Her daughter needed her. The son growing in her body needed her. Voyager needed her. The whole damn fleet needed her.
Torres needed to find a small, dark, cool place to close her eyes for a few hours, while someone else shouldered some of the burdens she was struggling to carry alone.
I need Tom, Torres thought grimly, refusing to allow the tears forming in her eyes to fall.
GALEN
The last time Counselor Hugh Cambridge had spoken with the Doctor, they had argued. Cambridge had taken the Doctor to task for betraying Seven’s confidence. The Doctor’s responses had ranged from cutting sarcasm directed toward Cambridge, polite indifference to Seven’s current status, and brief impassioned flares of temper indicating how much he still cared for Seven.
Even Cambridge had been able to see at the time that there was something odd about the Doctor’s behavior. The last hour spent in Lieutenant Barclay’s company had cleared up much of the counselor’s confusion.
Apparently the Doctor had been so distraught over Seven and Cambridge’s budding romantic relationship, he had contacted his creator, Doctor Lewis Zimmerman, and requested his counsel. Zimmerman had taken it upon himself to modify the Doctor’s program in an attempt to help the Doctor deal with these intense “feelings” without doing permanent damage to his prog
ram or his personal relationships.
Zimmerman had focused on the fact that when humans experience emotional traumas, time becomes a natural aid in the healing process. Memories, no matter how vivid, fade over time as they move from short-term to long-term memory storage within the mind.
Or they should, Cambridge thought bitterly. Often as not, traumatic events led to a wide range of neuroses, and the mind’s ability to sublimate painful memories was interrupted. “Post-traumatic stress disorder” was a general term for many psychological anomalies that indicated the mind’s natural healing processes were not functioning properly.

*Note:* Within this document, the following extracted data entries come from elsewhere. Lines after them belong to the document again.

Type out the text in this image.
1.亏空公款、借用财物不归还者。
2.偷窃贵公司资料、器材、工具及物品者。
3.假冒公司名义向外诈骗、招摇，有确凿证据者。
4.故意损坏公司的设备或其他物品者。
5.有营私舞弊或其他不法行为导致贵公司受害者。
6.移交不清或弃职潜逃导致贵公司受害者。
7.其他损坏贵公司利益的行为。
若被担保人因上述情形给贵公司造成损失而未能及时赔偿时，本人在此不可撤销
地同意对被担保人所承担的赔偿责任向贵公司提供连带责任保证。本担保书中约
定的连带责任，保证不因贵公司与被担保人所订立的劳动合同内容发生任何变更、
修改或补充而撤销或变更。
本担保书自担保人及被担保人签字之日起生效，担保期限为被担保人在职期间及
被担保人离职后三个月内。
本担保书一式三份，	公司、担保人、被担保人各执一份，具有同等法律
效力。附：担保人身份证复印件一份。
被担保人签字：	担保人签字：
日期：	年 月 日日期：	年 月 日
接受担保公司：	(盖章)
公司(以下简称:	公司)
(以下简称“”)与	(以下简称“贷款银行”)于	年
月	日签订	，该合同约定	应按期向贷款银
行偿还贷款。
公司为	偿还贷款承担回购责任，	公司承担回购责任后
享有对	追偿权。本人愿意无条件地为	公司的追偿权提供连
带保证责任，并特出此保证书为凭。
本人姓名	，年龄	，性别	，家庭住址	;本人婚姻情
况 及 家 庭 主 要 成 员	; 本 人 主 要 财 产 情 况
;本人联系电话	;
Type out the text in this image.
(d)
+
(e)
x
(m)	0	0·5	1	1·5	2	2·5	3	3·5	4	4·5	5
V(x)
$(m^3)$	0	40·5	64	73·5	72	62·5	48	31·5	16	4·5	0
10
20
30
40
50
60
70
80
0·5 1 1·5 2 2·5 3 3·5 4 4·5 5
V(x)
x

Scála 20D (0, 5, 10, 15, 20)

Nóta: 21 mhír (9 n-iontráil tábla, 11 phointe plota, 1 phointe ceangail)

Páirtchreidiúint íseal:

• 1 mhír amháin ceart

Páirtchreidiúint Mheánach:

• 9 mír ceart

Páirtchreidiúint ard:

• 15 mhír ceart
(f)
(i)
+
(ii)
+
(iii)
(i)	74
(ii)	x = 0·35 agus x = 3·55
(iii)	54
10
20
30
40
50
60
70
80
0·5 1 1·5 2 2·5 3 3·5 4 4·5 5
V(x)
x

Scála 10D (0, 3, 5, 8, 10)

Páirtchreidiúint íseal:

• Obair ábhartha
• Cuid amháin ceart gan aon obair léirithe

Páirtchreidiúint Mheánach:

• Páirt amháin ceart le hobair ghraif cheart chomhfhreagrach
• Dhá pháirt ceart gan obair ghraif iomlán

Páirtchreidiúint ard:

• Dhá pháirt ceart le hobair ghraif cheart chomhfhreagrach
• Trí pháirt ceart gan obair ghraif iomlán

Cambridge wished Zimmerman had thought to consult another doctor, or another human, before tinkering with the Doctor’s memories so haphazardly. Cambridge’s sense of Zimmerman from Barclay was that the holographic-design genius lacked sufficient normal human interaction to make him cognizant of, let alone fluent in, the realities of human emotional processing.
Human memory, its power and its flaws, was significantly more complicated than the experience of it suggested. Time did not simply heal all wounds. The perspective that came from living beyond pain, realizing that one could continue to exist despite trauma, and new positive experiences were critical to the healing process. Zimmerman had tried to do an end-run around those essential steps.
If the Doctor had been nothing more than a collection of subroutines and processors, it might have worked.
“I have completely restored the Doctor’s program,” Barclay said, once he had summarized Zimmerman’s modifications. “As long as we can protect him from overloads like the one that caused the most recent cascade failure, he should be fine.”
“I’d hardly call the intensely narcissistic, passive-aggressive, manipulative individual I’ve come to know as the Doctor fine, but we won’t quibble about that right now,” Cambridge noted.
Barclay rose from his work station and faced the counselor indignantly. “When Admiral Janeway suggested that you try to help the Doctor come to terms with the modifications, I told her I did not believe you were an appropriate choice. The Doctor may be all of those things. But he is also one of the most compassionate, warm, and brilliant people I have ever known.”